Sin embargo Perdida no va de redes sociales, pero si de engaños, de artimañas, de tretas, de ardides, de fingimientos. Todo quizá por mantener un estatus, una bonita casa con jardín, un automóvil de lujo o una ropa de marca, aunque bajo esa bucólica fachada haya un escritor fracasado que vive de las ganancias de un bar. Pero aún así esa imagen contribuye a mantener las apariencias, a enaltecer, si se puede decir así, una posición privilegiada que en realidad es tan espuria como falsa. Porque ese aparente e idílico disfraz sirve tan solo para ocultar las miserias y las debilidades.

Pero Fincher aún va mucho más lejos. La bonita y envidiable pareja que, en apariencia, forman Nick (Ben Affleck) y Amy Dunne (Rosamund Pike), es realmente pura mentira, aunque ellos mismos se empeñen en que parezca lo contrario. Porque Amy es una exitosa escritora gracias a una serie de libros protagonizados por una niña que se llama como ella. Un personaje salido de su imaginación a quien ha ido dotando con todos esos aspectos que ansiaba tener en su vida real. Como el mismísimo Nick quien, a pesar de su porte y de su atractivo físico, no es más que un individuo que demuestra una gran incompetencia emocional. Hasta que todo ese cóctel se les va de las manos en el momento más inesperado, en un día cualquiera, cuando Amy desaparece sin dejar rastro alguno.

Fincher estructura el film en tres actos bien difereciados, a modo de obra teatral. Y la trama, dicho sea de paso, posee mucho de teatro, de ese gran teatro del mundo que decía Calderón de la Barca y que cada uno se fabrica a su imagen y semejanza. En el primer acto se narra la historia en tiempo presente, cuando Nick descubre que su mujer ha desaparecido, con la posterior intervención tanto de las fuerzas policiales cuya investigación dirige la detective Rhonda Boney (Kim Dickens) como la de los propios padres de Amy (Lisa Barnes y David Clennon) quienes enseguida ponen todos los medios a su alcance para tratar de encontrar a su hija, desde la creación de una página web hasta las diversas ruedas de prensa y actos públicos en los que reclaman pistas para poder hallarla. Un tiempo en presente que se alterna con flashbacks que muestran planos con la mano de Amy redactando un diario y cuya voz en off va desmenuzando los pormenores de su relación sentimental con Nick.

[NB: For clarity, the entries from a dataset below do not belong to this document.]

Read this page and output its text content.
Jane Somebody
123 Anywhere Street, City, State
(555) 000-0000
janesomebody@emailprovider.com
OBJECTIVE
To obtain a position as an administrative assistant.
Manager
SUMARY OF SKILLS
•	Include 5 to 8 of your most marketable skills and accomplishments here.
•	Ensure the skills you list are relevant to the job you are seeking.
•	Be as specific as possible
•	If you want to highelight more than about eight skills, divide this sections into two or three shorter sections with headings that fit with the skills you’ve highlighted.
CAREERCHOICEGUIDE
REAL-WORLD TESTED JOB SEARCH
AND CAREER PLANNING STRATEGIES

Hasta que, casi sin que apenas el espectador lo advierta, se produce un primer giro inesperado que abre paso a un segundo acto, en el que la propia Amy pasa a un primer plano de la historia narrándose las circunstancias de su desaparición y que aquí, para quienes aún no hayan tenido ocasión de ver la película, tampoco vamos a desvelar. Porque después, toda esa espiral de acontecimientos llevará al desencadenante final en el tercer y último acto, donde al espectador se le crearán dudas todavía mayores, como hasta que punto lo que ha contemplado es real o, simplemente, producto de la imaginación, e incluso cuanto hay de manipulación por parte de los propios personajes. Porque todos ellos, a su manera y en su beneficio, no dudan en tergiversar la verdad.

Una ambigüedad a la que contribuyen elementos externos como los propios medios de comunicación que, en su supuesta vocación por contar la verdad, contribuirán a manipular el juicio de la opinión publica, que variará según vayan saliendo a la luz nuevos datos.

Porque al final, aunque Fincher se apoye en la tan hipnótica como desasosegadora banda sonora compuesta por Trent Reznor y Atticus Ross para acentuar si cabe aún más esa ambigüedad que desprende la trama, al mismo tiempo que elude todo artificio en beneficio de una puesta en escena lo más cercana a la realidad cotidiana, es el espectador quien al final posee la última palabra para extraer sus propias conclusiones, las de un rompecabezas sobre una situación mucho más cotidiana de lo que se pueda pensar. Porque ésta incluso puede estar dándose en la puerta de al lado.